Step 3: Implement the Fix
Add Missing Index
-- The most common fix
CREATE INDEX CONCURRENTLY idx_orders_user_id ON orders (user_id);
Optimize the Query
-- Before (commented for reference)
SELECT u.email, COUNT(o.id) AS order_count
FROM users u LEFT JOIN orders o ON o.user_id = u.id
WHERE u.created_at > '2026-01-01'
GROUP BY u.email
ORDER BY order_count DESC;
-- After: use EXISTS if you just need to check existence
SELECT u.email,
(SELECT COUNT(*) FROM orders o WHERE o.user_id = u.id) AS order_count
FROM users u
WHERE u.created_at > '2026-01-01'
ORDER BY order_count DESC;
Rewrite Complex Joins
-- Before: slow correlated subquery
SELECT p.*,
(SELECT AVG(rating) FROM reviews WHERE product_id = p.id) AS avg_rating,
(SELECT COUNT(*) FROM orders WHERE product_id = p.id) AS order_count
FROM products p
WHERE p.category = 'electronics';
-- After: use LATERAL JOIN
SELECT p.*, r.avg_rating, o.order_count
FROM products p
LEFT JOIN LATERAL (
SELECT AVG(rating) AS avg_rating
FROM reviews WHERE product_id = p.id
) r ON true
LEFT JOIN LATERAL (
SELECT COUNT(*) AS order_count
FROM orders WHERE product_id = p.id
) o ON true
WHERE p.category = 'electronics';
Step 4: Verify the Improvement
EXPLAIN (ANALYZE, BUFFERS)
SELECT u.email, COUNT(o.id) AS order_count
FROM users u
LEFT JOIN orders o ON o.user_id = u.id
WHERE u.created_at > '2026-01-01'
GROUP BY u.email
ORDER BY order_count DESC
LIMIT 100;
-- Compare: total cost, actual time, buffers, sort method
Before and After Comparison
| Metric | Before | After | Improvement | |--------|--------|-------|-------------| | Execution time | 12.4 seconds | 0.3 seconds | 97% | | Buffers | 84,000 shared hit | 2,500 shared hit | 97% | | Sort method | external merge Disk | quicksort memory | In-memory | | Scan type | Seq Scan on orders | Index Scan | Added index |
Step 5: Prevent Regression
Capture Baseline
-- Create a baseline from pg_stat_statements
SELECT queryid, query, mean_exec_time, calls, rows
FROM pg_stat_statements
ORDER BY queryid;
-- Store in a monitoring table for trend analysis
CREATE TABLE query_performance_baseline AS
SELECT now() AS captured_at, *
FROM pg_stat_statements;
Set Up Alerts
-- Create a function to check for regressions
CREATE OR REPLACE FUNCTION check_query_regression()
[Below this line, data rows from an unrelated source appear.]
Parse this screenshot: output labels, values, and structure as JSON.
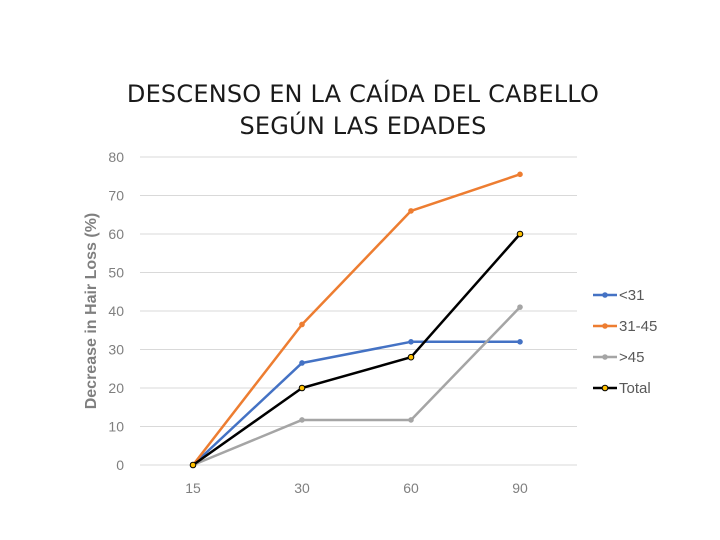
{
  "title_line1": "DESCENSO EN LA CAÍDA DEL CABELLO",
  "title_line2": "SEGÚN LAS EDADES",
  "chart_data": {
    "type": "line",
    "title": "DESCENSO EN LA CAÍDA DEL CABELLO SEGÚN LAS EDADES",
    "xlabel": "",
    "ylabel": "Decrease in Hair Loss (%)",
    "categories": [
      "15",
      "30",
      "60",
      "90"
    ],
    "ylim": [
      0,
      80
    ],
    "yticks": [
      0,
      10,
      20,
      30,
      40,
      50,
      60,
      70,
      80
    ],
    "grid": true,
    "legend_position": "right",
    "series": [
      {
        "name": "<31",
        "values": [
          0,
          26.5,
          32,
          32
        ],
        "color": "#4472c4"
      },
      {
        "name": "31-45",
        "values": [
          0,
          36.5,
          66,
          75.5
        ],
        "color": "#ed7d31"
      },
      {
        "name": ">45",
        "values": [
          0,
          11.7,
          11.7,
          41
        ],
        "color": "#a5a5a5"
      },
      {
        "name": "Total",
        "values": [
          0,
          20,
          28,
          60
        ],
        "color": "#000000",
        "marker_fill": "#ffc000"
      }
    ]
  }
}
RETURNS TABLE(query TEXT, avg_time_ms NUMERIC, calls BIGINT) AS $$
SELECT left(query, 200), mean_exec_time, calls
FROM pg_stat_statements
WHERE mean_exec_time > (
SELECT mean_exec_time * 2
FROM query_performance_baseline qpb
WHERE qpb.queryid = pg_stat_statements.queryid
)
AND calls > 100
ORDER BY mean_exec_time DESC
LIMIT 10;
$$ LANGUAGE sql;
Optimization Workflow Summary
* **Identify**: Find the top slow queries (pg_stat_statements).
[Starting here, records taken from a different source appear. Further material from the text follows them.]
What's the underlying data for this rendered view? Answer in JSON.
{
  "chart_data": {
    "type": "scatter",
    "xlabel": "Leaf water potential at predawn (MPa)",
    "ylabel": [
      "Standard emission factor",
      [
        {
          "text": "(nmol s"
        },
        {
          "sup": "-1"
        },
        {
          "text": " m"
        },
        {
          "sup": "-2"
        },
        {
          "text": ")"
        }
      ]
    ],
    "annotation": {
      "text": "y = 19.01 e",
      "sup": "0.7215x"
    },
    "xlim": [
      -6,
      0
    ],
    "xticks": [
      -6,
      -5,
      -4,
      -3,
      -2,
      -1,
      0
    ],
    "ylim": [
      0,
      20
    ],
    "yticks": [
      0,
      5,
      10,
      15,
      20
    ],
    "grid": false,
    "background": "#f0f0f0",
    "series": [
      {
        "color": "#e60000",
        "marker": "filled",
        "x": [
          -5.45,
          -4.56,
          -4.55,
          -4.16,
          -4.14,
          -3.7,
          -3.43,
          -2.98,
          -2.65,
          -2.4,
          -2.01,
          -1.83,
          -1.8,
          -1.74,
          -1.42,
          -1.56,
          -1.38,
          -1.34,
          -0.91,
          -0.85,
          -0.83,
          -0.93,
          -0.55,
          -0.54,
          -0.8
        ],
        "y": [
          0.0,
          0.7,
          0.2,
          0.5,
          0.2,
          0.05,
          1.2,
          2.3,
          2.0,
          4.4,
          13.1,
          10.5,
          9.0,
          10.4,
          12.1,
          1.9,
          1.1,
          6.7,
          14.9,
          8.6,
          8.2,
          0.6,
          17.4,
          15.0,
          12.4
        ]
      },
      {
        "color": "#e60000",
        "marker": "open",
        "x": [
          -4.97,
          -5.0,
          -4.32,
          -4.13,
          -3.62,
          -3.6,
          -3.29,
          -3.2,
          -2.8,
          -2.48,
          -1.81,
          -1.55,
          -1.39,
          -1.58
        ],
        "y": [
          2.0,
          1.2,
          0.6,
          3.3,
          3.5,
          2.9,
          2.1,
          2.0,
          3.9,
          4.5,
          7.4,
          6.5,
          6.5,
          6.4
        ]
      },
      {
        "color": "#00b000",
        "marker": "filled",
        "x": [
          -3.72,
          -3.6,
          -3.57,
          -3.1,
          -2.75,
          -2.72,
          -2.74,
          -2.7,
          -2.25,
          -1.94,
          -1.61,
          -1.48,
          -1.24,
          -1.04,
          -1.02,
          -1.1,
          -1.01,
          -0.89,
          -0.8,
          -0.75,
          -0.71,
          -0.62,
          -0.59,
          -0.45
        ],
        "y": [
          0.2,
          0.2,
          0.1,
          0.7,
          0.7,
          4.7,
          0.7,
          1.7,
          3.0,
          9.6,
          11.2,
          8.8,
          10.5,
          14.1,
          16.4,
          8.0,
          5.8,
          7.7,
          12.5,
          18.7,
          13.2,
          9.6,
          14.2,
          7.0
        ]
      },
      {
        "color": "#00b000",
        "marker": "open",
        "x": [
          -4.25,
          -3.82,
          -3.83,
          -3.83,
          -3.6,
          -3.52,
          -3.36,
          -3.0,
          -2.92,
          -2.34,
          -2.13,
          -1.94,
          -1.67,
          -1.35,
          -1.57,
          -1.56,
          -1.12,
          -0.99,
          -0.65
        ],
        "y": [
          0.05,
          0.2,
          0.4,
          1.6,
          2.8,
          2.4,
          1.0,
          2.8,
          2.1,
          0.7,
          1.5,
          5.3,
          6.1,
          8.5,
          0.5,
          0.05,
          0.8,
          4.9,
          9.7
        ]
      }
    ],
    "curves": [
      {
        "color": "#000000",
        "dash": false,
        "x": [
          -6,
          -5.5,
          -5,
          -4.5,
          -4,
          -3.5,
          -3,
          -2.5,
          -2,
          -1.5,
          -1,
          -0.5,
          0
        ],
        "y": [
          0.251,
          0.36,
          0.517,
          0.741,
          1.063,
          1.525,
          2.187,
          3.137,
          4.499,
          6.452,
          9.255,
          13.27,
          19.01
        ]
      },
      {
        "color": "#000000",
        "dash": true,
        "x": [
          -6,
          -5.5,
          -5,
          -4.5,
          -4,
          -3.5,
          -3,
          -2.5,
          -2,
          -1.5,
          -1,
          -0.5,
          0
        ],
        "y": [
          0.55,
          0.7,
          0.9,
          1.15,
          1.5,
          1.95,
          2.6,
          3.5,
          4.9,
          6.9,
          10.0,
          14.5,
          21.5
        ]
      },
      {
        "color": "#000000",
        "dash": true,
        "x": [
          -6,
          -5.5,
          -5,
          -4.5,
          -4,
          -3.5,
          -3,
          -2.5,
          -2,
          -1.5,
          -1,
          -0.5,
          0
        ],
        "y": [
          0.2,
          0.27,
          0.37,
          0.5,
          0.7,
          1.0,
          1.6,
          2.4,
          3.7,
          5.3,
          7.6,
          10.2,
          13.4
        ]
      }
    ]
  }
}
2\. **Profile**: Run EXPLAIN (ANALYZE, BUFFERS, TIMING). 3\. **Diagnose**: Identify the bottleneck node in the plan. 4\. **Fix**: Add index, rewrite query, update statistics, or tune parameters. 5\. **Verify**: Re-run EXPLAIN ANALYZE to confirm improvement. 6\. **Monitor**: Track query performance over time for regression.
Most slow queries are fixed by adding the right index. When that is not enough, analyze the plan for unexpected join strategies, inefficient scans, or plan instability. A systematic approach prevents guessing and ensures each optimization has a measurable impact.